The road to Constance Zhu’s career with McKinsey and now financial services firm State Street began when she came across an MBA advert in a journal long ago. The advert showcased how an MBA is tailored for professionals looking to transition into more senior managerial roles. Constance was hooked.
At the time, Constance (pictured right) was working as an auditor for PwC in China after graduating from an undergraduate degree in financial engineering. The timing was right as she was looking to move her career on. The snag though came when she couldn’t decide if to stay in China or go abroad.
That’s why she was attracted to the dual MBA and Master of Science in Management Studies (MSMS) degree delivered by Tsinghua University School of Economics and Management (SEM) and MIT Sloan School of Management.
“Doing these two programs gives you a flavor of what business looks like in both China and the US. And if you want to pursue a career in the US this is really beneficial,” she says.
3 skills McKinsey wants from its MBA hires
After completing her MBA, Constance found an opportunity as a senior analyst at Santander Bank in Boston to gain some work experience in the US. She was in this role for just under a year before her first opportunity as an associate with McKinsey came about.
“I’m pretty sure if I hadn’t got this experience with Tsinghua and MIT, I would not get the chance to join McKinsey. So, I went back to China as a consultant for about one and a half years, then transferred back to Boston.”
Constance Zhu with Professor Li Daokui and classmates of the Tsinghua Global MBA Class of 2015
In May 2019 Constance moved from her role as an associate to become an engagement manager, still located in Boston. She says that the reason for her success with McKinsey comes down to three key skills you acquire on the MBA.
1. One is core problem solving—the most important asset for any consultant.

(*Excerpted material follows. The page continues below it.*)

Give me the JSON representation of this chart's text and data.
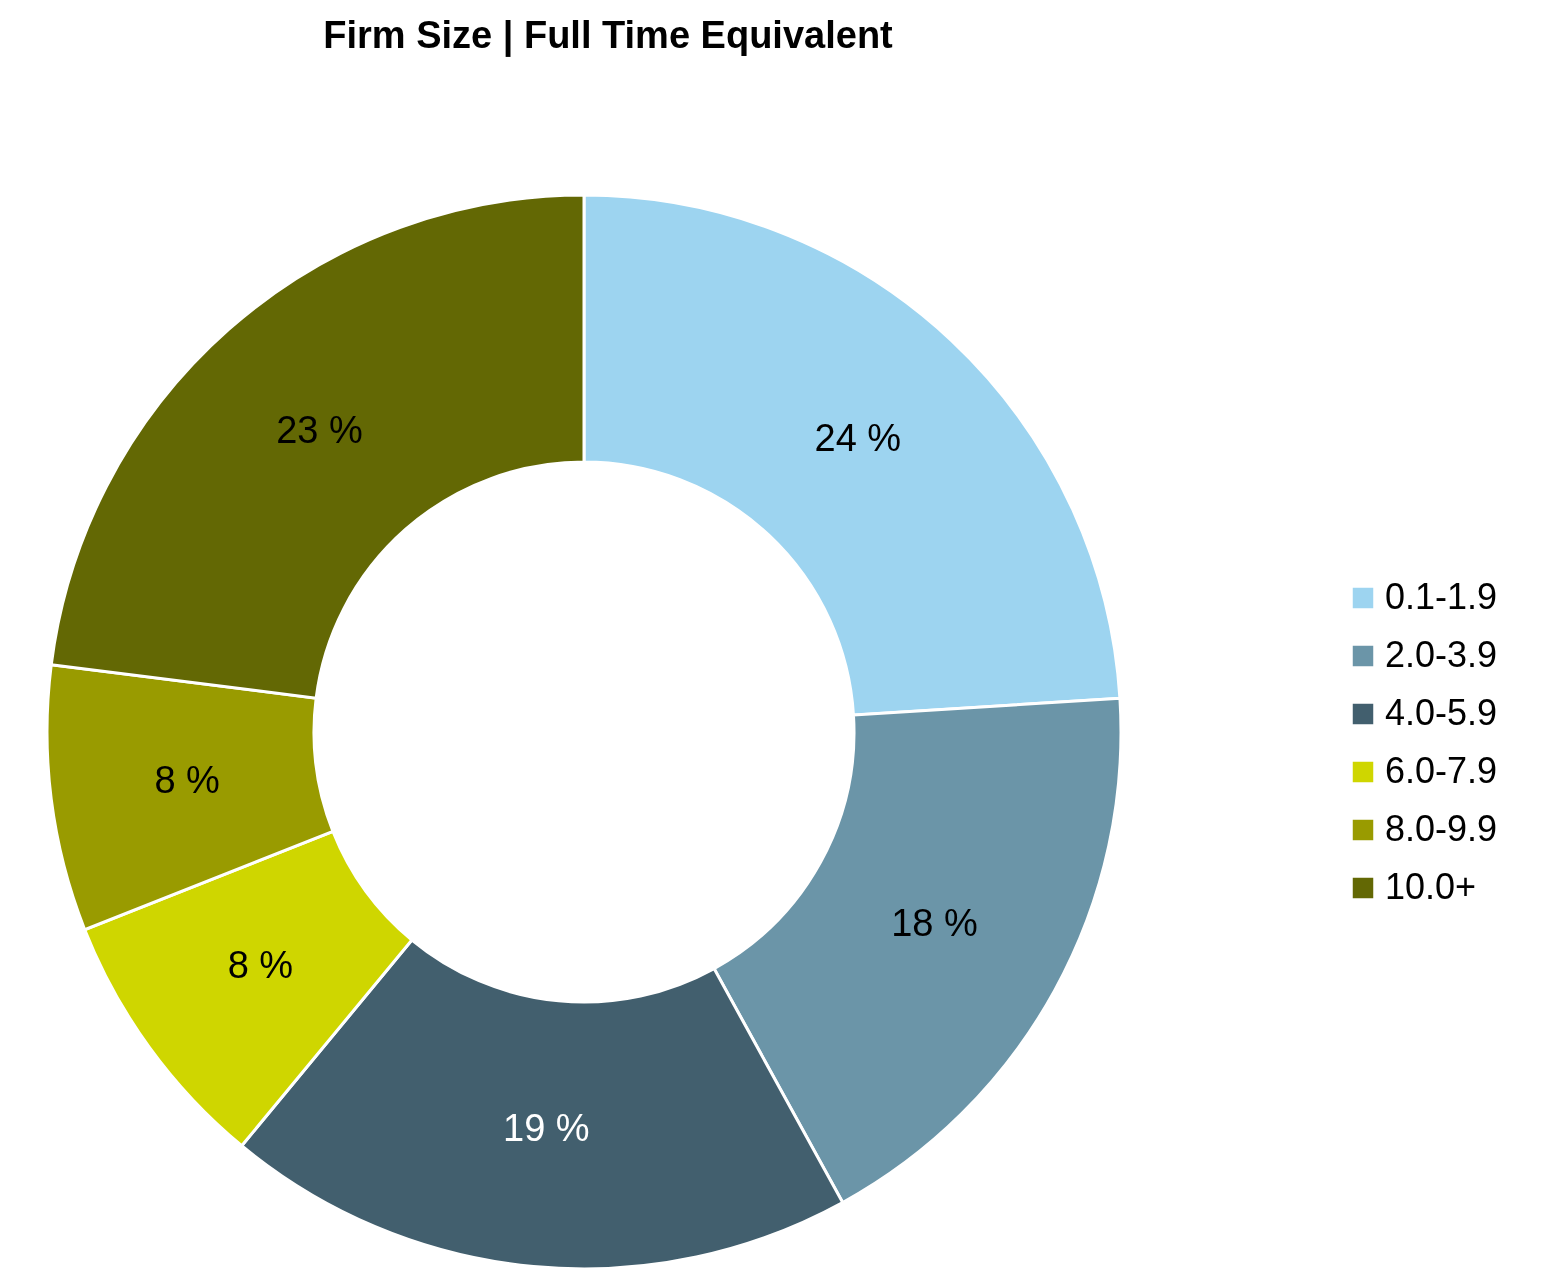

The MBA education helped her nurture that skill through case studies and discussions with professors and classmates.
“It’s less about a hard skill like math or coding, but more about a way of thinking and how you define problems and set the right approach to solving them,” she explains.

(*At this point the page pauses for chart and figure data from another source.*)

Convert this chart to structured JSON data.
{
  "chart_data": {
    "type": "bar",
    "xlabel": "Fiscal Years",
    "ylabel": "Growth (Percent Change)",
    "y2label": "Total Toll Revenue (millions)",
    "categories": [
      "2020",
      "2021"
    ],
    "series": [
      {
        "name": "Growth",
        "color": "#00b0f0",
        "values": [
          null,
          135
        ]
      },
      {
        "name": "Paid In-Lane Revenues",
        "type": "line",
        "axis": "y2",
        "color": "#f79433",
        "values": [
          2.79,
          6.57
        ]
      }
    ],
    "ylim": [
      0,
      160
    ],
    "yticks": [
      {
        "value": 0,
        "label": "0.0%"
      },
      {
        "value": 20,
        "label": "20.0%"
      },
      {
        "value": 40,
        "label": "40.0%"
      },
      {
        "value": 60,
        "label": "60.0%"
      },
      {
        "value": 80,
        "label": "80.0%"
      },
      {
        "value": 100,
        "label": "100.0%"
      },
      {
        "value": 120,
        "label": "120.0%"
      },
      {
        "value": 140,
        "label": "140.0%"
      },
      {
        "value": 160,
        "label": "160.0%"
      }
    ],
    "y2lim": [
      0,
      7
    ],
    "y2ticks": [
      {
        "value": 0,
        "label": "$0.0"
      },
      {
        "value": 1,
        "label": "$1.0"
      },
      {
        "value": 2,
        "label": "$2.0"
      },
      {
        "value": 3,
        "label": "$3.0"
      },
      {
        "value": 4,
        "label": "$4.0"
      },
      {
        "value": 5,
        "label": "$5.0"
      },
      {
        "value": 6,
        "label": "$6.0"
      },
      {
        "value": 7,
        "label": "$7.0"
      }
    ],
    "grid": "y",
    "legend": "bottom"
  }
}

2. Then there’s teamwork. Being an MBA student, you work in teams all the time. In both China and the US Constance explains that she was placed in very international teams with students from an array of backgrounds.
“You learn to listen to different perspectives and collaborate with one another to achieve a common goal,” she says. “And being a consultant, you always work with a team.”
3. The third string to the consultant’s bow that the MBA equips you with is an open mind. Constance says that during the degree she was taught to always keep learning and to keep an open mind when it comes to new challenges and problems.
As a consultant she says she always had to learn new subjects for new clients. Because the area of focus differs from project to project, she adds that it is important to be able to go through the process of switching clients with an open mind and confidence—something she developed during the MBA.
Tsinghua MBA | Developing soft skills
Learning from your classmates is a foundational part of the learning on an MBA. Constance says that it was through her classmates she acquired the initial skillset and mindset that allowed her to strive at McKinsey.
“I know that if it’s not for the friends and mentors I would not be able to start or join with McKinsey to begin with, so that was really fundamental training to me.”
It’s also in the classroom on the Tsinghua MBA that a key part of a consultant’s communication skills is honed: soft skills. Classes on ethics and corporate accountability, leadership development, managerial thinking and communications, and organizational behavior all prepare a student for life as a consultant.
“Once you start being a consultant your skills get more mature but without that foundational experience of working with different people and personalities at school it would be very difficult to join a consulting firm to begin with.”
Constance Zhu attending graduation ceremony of MIT Master of Science in Management Studies
Tsinghua-MIT | Building a global mindset
The global entrepreneurship class at MIT sits fondly in Constance’s mind. She explains that the class requires a team of four to go to a developing country and help a startup there. It really develops your understanding of thinking about the bigger picture, the wider business context.
She was in a team of two Americans and one European student who went to Jakarta to help an e-commerce company. It acts as a real-life consulting project.
You form a team, run a project, and solve a problem for a client, all in real time. By doing so, Constance explains that you learn the skills more directly, and are readied for the workplace come graduation.
It also drives your adoption of a global mindset, something Constance needs in her current role. After a year in her role as an engagement manager with McKinsey she left consulting in June 2020 to become the vice president of global services for financial services firm, State Street, in Boston. She’s intent on using business to make a difference.
“I think there’s one more component to this global mindset, which is about social responsibility. One mind-blowing course I took at Tsinghua is on ethics and corporate responsibility.
“It really taught me things I need to consider outside business-as-usual or personal achievement, which is you need to do something good to the global village and the bigger society.”